Veja a entrevista abaixo:
GLOBOESPORTE.COM - Ser sempre chamado em situações emergenciais é bom ou ruim? Você gosta de ser chamado de “bombeiro”, Leão?Emerson Leão - Quando você se torna um referencial para decidir alguma coisa na parte de baixo da tabela, é claro que preocupa, porque às vezes você não consegue o seu objetivo e ainda não briga por títulos. Quando você é chamado como no caso de agora, não na outra ponta da tabela, mas com possibilidade de chegar lá, é para fazer o trabalho e ganhar título. Sem dúvida, é muito mais animador.
Você encara esse trabalho no São Paulo como um recomeço?Não porque foi uma opção minha ficar parado. Tive alguns convites nesse período, mas prometi a mim mesmo que vou sofrer menos e por isso não aceitei. É mais ou menos como você falou na primeira pergunta. Agora é diferente, um convite do São Paulo você não pode recusar nunca em nenhuma circunstância. O padrão é alto por aqui.
Ser chamado de "solução emergencial" pelo presidente Juvenal Juvêncio é algo que lhe incomoda?
Pelo contrário, só mostra que ele precisava desesperadamente desse tipo de pessoa.
O rótulo de linha dura, disciplinador, vai de encontro ao que o São Paulo precisa nesse momento?
Eu trabalho há 47 anos no esporte e sou fruto do futebol, aprendi muito com vários treinadores, procurei pegar o melhor de cada um deles. A melhor coisa é não ser linha dura no futebol. Porque, quando chega esse momento, é porque algo não está certo. E aí você tem que tomar atitudes. Eu só não tenho medo de toma-las. O mais importante é ser tranquilo, ter um grupo de trabalho que responde ao seu trabalho e aí você não precisa abusar da sua autoridade. O grupo do São Paulo é de muita qualidade e isso ninguém discute. Mas que eles precisam mostrar isso, é uma realidade.
Nesses 47 anos de profissão, você conquistou títulos, disputou Copa do Mundo como jogador. Depois, virou treinador, foi campeão novamente, perdeu disputas importantes, apanhou em campo e sentiu o prazer e a decepção de treinar a Seleção Brasileira. Como após tanto tempo você consegue ver prazer na profissão, já que está pensando em esticar sua carreira por mais três anos?Simples. As alegrias e as emoções na carreira são muito maiores e isso te faz continuar. É claro que tive decepções, mas acho que mais em episódios covardes, que não foram feitos individualmente e sim em grupos. Acho que ainda consigo ajudar a dignificar a classe de treinador.

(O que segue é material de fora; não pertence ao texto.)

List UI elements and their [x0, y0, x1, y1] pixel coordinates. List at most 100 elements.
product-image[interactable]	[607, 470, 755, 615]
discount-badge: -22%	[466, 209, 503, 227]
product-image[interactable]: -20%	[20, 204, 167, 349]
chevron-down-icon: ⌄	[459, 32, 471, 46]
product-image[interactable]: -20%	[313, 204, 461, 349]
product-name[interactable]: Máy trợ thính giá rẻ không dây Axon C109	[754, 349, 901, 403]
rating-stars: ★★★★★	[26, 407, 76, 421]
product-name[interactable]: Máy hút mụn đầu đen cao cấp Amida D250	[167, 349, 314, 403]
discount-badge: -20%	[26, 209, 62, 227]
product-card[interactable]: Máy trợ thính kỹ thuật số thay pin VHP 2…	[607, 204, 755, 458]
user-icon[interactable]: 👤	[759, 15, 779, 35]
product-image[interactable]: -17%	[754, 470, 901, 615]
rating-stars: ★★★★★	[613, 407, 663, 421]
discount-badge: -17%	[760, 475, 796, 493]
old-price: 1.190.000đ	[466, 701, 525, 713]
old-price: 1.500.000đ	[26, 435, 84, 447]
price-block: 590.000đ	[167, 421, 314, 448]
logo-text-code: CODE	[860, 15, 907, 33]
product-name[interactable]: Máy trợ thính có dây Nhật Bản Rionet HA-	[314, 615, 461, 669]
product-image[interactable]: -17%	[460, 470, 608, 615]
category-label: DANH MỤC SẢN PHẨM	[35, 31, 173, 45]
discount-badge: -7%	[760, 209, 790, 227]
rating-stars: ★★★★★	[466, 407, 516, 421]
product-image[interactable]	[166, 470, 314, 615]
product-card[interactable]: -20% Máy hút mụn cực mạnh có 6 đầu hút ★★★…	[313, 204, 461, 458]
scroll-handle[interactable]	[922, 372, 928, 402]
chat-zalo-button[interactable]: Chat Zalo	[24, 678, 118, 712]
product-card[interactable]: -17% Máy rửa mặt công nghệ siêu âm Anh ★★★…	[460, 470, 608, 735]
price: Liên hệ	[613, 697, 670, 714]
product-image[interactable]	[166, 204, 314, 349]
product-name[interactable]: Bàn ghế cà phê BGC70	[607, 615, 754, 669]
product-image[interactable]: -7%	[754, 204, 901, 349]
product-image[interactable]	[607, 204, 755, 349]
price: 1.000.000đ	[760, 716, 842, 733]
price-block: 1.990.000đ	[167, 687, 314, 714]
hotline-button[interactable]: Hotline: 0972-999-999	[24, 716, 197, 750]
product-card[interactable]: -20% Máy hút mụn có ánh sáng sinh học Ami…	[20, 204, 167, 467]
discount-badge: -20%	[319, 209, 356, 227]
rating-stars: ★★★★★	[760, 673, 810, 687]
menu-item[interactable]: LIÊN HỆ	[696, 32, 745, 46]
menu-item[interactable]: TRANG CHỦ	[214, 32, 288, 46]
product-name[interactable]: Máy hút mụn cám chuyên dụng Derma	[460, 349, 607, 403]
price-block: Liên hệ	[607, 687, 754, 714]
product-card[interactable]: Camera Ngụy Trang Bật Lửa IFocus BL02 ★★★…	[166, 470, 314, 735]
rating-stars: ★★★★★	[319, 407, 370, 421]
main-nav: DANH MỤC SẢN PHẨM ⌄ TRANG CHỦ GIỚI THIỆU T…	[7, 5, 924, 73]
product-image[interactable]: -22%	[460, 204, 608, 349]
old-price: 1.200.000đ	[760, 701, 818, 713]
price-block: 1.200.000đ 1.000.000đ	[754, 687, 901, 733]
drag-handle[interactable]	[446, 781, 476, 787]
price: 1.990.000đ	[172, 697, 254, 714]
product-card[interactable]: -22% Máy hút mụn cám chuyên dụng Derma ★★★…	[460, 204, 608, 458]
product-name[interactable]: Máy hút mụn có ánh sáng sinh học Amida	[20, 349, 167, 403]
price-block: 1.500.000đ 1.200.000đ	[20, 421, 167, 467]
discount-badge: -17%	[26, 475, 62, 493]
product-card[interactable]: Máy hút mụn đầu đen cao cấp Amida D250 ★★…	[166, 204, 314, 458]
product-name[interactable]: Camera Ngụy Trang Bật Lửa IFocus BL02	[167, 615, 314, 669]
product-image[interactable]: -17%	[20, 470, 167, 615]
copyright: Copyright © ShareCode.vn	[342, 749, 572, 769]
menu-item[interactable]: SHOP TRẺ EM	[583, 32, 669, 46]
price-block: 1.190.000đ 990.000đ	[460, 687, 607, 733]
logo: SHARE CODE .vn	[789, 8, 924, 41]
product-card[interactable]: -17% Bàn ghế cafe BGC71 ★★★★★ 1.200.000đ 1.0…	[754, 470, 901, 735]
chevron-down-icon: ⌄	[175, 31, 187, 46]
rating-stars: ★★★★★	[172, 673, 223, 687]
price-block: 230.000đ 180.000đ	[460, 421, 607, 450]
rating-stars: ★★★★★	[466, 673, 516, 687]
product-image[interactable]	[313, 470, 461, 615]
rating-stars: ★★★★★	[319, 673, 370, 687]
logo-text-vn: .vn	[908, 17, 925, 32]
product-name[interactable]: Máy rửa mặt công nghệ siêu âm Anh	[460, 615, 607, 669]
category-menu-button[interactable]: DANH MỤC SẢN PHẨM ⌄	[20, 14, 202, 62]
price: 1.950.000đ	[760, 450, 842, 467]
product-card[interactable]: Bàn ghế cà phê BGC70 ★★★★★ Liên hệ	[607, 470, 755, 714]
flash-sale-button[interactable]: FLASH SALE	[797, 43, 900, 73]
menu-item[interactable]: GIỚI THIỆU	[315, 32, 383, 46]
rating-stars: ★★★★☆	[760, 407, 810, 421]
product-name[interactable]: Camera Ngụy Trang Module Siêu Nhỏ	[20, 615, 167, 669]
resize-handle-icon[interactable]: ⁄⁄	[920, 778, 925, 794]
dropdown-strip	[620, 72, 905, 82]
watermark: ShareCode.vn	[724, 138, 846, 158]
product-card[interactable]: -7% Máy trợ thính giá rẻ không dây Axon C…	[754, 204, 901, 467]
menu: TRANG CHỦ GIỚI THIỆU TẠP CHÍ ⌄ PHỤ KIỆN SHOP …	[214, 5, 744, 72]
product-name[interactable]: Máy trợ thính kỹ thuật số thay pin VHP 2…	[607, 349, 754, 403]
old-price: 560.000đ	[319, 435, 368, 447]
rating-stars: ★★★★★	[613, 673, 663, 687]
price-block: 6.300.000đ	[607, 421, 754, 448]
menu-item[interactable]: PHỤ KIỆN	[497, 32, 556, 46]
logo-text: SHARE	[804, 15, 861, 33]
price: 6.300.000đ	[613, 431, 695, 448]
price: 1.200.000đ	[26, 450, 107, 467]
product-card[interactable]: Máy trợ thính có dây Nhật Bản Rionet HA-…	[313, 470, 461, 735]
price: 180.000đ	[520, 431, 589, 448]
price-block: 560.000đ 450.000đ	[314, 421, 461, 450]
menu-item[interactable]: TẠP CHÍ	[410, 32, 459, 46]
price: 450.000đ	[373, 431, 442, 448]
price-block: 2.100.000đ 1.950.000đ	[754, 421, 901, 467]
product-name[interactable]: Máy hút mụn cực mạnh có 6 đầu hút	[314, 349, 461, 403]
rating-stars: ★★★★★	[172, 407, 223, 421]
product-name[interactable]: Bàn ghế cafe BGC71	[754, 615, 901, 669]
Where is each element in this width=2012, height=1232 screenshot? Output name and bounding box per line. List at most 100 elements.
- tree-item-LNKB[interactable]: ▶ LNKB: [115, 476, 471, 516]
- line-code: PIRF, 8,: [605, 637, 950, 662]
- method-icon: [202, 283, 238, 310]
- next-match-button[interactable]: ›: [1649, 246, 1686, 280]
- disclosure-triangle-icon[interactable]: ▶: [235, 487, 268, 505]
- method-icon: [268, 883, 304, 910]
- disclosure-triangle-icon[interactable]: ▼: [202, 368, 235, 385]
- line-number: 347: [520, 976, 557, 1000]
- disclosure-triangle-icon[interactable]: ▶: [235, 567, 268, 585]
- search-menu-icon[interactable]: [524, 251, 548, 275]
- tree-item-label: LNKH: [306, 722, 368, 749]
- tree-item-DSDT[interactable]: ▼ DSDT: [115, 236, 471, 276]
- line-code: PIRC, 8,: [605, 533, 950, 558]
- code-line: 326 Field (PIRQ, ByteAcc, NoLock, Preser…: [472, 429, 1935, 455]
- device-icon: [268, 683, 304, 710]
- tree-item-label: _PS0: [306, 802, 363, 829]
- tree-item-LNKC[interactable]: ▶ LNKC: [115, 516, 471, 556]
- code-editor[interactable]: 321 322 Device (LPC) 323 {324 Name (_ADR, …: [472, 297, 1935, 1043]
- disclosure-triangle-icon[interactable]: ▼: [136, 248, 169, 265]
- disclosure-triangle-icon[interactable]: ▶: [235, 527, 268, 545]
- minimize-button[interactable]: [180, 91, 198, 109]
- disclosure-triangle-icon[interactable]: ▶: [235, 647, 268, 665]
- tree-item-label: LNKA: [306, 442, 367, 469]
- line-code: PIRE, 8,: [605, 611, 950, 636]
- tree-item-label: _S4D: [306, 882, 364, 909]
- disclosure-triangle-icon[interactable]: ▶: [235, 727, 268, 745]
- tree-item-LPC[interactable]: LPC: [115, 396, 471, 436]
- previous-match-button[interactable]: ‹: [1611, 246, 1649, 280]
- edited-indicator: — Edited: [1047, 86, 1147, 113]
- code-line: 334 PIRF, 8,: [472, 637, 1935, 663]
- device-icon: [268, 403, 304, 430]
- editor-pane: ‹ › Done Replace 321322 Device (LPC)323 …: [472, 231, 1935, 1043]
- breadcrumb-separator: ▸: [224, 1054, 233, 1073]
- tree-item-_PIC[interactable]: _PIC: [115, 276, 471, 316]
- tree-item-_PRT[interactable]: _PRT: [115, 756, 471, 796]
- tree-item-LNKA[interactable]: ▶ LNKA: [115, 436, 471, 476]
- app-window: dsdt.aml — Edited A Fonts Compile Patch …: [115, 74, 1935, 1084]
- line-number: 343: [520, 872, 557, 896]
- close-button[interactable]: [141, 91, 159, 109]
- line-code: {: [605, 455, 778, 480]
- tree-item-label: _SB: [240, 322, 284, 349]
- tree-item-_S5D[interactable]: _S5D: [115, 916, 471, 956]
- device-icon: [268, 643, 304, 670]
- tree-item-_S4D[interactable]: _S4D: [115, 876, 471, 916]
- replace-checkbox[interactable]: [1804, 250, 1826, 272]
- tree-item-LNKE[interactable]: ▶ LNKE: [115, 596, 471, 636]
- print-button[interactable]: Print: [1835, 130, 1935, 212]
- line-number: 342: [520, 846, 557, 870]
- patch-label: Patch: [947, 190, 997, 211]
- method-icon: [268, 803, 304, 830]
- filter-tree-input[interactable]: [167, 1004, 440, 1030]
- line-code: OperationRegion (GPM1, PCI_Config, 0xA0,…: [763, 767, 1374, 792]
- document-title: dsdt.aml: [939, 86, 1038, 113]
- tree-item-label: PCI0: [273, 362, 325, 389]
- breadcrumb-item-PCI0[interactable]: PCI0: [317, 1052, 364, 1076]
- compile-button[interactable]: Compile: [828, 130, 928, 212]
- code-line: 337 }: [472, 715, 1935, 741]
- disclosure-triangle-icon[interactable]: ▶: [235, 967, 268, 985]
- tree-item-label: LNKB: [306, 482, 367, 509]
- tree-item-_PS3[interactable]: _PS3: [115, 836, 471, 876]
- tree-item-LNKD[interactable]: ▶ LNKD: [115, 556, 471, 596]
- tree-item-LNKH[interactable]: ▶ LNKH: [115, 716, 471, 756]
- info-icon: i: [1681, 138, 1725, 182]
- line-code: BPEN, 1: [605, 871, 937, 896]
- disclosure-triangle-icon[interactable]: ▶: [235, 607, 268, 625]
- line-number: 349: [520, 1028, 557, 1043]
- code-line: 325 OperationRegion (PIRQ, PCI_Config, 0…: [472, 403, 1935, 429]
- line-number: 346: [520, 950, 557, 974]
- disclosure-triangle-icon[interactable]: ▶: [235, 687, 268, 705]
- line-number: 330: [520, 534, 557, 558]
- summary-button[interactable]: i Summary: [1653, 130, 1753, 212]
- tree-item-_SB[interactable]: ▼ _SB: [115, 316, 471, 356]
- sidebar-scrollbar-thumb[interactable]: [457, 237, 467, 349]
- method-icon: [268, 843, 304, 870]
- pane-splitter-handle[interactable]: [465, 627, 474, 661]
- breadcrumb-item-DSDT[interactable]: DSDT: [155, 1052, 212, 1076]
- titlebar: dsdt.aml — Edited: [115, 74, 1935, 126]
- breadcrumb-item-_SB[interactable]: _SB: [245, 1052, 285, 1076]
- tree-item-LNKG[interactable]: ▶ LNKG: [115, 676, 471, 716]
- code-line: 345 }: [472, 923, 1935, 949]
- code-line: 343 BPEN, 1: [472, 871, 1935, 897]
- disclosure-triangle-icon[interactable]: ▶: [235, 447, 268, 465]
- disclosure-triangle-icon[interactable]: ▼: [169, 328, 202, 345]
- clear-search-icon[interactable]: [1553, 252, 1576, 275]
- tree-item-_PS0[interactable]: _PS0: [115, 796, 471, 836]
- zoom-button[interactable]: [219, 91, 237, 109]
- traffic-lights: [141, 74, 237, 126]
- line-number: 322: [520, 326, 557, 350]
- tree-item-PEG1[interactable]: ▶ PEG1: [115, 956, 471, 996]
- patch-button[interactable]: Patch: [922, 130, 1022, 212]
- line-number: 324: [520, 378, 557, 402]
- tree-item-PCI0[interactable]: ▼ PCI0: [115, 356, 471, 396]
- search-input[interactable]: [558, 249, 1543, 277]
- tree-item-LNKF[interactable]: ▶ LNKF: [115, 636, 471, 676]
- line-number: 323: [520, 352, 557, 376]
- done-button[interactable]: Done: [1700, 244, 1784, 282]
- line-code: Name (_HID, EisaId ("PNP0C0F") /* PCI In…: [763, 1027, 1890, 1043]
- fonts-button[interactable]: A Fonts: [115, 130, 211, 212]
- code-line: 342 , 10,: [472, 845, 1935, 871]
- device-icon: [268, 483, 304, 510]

É mais difícil trabalhar com jogador que tem deficiência técnica, tática ou de comportamento?De comportamento. Porque se o vício for antigo, dificilmente você vai conseguir reparar. Mas não percebi isso no grupo do São Paulo.
O torcedor do São Paulo não aceita mais resultados negativos"
Emerson Leão
Após sete anos longe, como você vê o momento do clube?Vejo um São Paulo que prosperou muito, que adquiriu um status invejável e que tem hoje uma torcida que não aceita mais resultados negativos. Por isso, tem sempre de estar se tornando múltiplo, se modificando em busca dos melhores jogadores. O torcedor do São Paulo ficou “bem acostumado” a títulos e por isso, tenho de manter o padrão.